In particular, I numerically (with $30$ digits of precision) computed the product. After $555$ odd primes (prime $4021$), the total exceeds $79/25$. Since this is a strictly increasing sequence, this means that the limit is greater than $79/25$.
Running it for the first $10000$ odd primes up to $104743$ gives that this converges to $3.16004…$.
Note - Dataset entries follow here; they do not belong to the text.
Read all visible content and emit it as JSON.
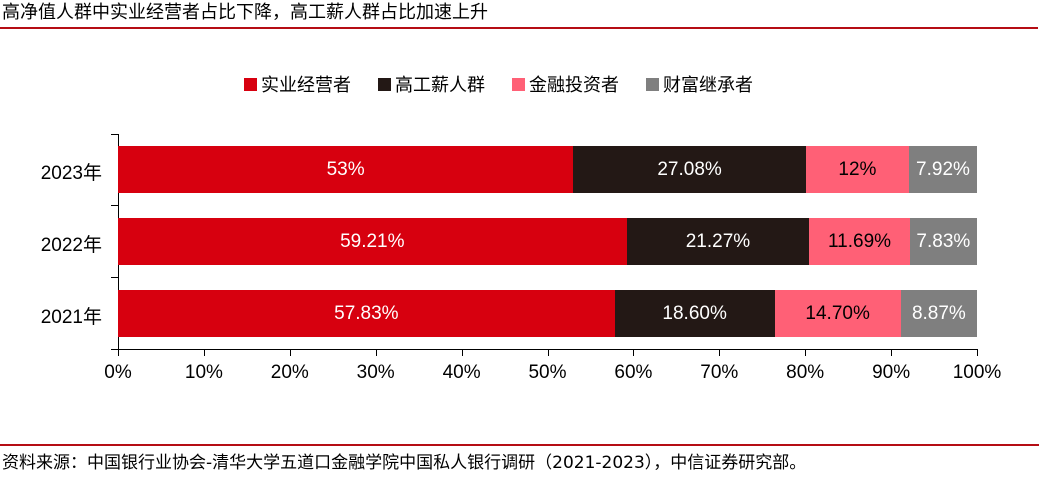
{
  "header": {
    "title": "高净值人群中实业经营者占比下降，高工薪人群占比加速上升"
  },
  "footer": {
    "source": "资料来源：中国银行业协会-清华大学五道口金融学院中国私人银行调研（2021-2023），中信证券研究部。"
  },
  "legend": [
    {
      "label": "实业经营者",
      "color": "#D7000F"
    },
    {
      "label": "高工薪人群",
      "color": "#231815"
    },
    {
      "label": "金融投资者",
      "color": "#FF6076"
    },
    {
      "label": "财富继承者",
      "color": "#7F7F7F"
    }
  ],
  "chart_data": {
    "type": "bar",
    "orientation": "horizontal",
    "stacked": true,
    "title": "高净值人群中实业经营者占比下降，高工薪人群占比加速上升",
    "categories": [
      "2023年",
      "2022年",
      "2021年"
    ],
    "series": [
      {
        "name": "实业经营者",
        "color": "#D7000F",
        "values": [
          53,
          59.21,
          57.83
        ],
        "labels": [
          "53%",
          "59.21%",
          "57.83%"
        ],
        "label_color": "#FFFFFF"
      },
      {
        "name": "高工薪人群",
        "color": "#231815",
        "values": [
          27.08,
          21.27,
          18.6
        ],
        "labels": [
          "27.08%",
          "21.27%",
          "18.60%"
        ],
        "label_color": "#FFFFFF"
      },
      {
        "name": "金融投资者",
        "color": "#FF6076",
        "values": [
          12,
          11.69,
          14.7
        ],
        "labels": [
          "12%",
          "11.69%",
          "14.70%"
        ],
        "label_color": "#000000"
      },
      {
        "name": "财富继承者",
        "color": "#7F7F7F",
        "values": [
          7.92,
          7.83,
          8.87
        ],
        "labels": [
          "7.92%",
          "7.83%",
          "8.87%"
        ],
        "label_color": "#FFFFFF"
      }
    ],
    "xlabel": "",
    "ylabel": "",
    "xlim": [
      0,
      100
    ],
    "xticks": [
      "0%",
      "10%",
      "20%",
      "30%",
      "40%",
      "50%",
      "60%",
      "70%",
      "80%",
      "90%",
      "100%"
    ],
    "grid": false,
    "legend_position": "top",
    "source": "资料来源：中国银行业协会-清华大学五道口金融学院中国私人银行调研（2021-2023），中信证券研究部。"
  }
}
Set $p_0=2$ so that $1+\sum_{i=1}^n=\sum_{i=0}^n$ and $\prod_{i=1}^n=\frac12\prod_{i=0}^n$. Then the limit is $2e^S$, where $$S=\sum_p\left[\frac1{p-1}+\log\left(1-\frac1p\right)\right]$$ (and the sum is over all primes). This can be computed very precisely, using $$S=\sum_{n=2}^\infty\frac{\varphi(n)}n\log\zeta(n)$$ with Euler's $\varphi$ and Riemann's $\zeta$, or even more efficiently, using $$S=\sum_{p\leqslant L}\left[\frac1{p-1}+\log\left(1-\frac1p\right)\right]+\sum_{n=2}^\infty\frac{\varphi(n)}n\log\zeta_{p>L}(n)$$ with $\zeta_{p>L}(s)=\zeta(s)\prod_{p\leqslant L}(1-p^{-s})$, and $L$ moderately large.
Under PARI/GP, running
2*exp(experiment(20))(or so) aftergives $\small 2e^S=\color{red}{3.16}004224934664893010400401922739912991300144543962144985264596958636415\dots$
Note also that $S=M-\gamma+\sum_p\frac1{p(p-1)}$, where $\gamma$ is the well-known Euler–Mascheroni constant, $M$ is the less-well-known Meissel–Mertens constant, and the last sum found, say, here on OEIS.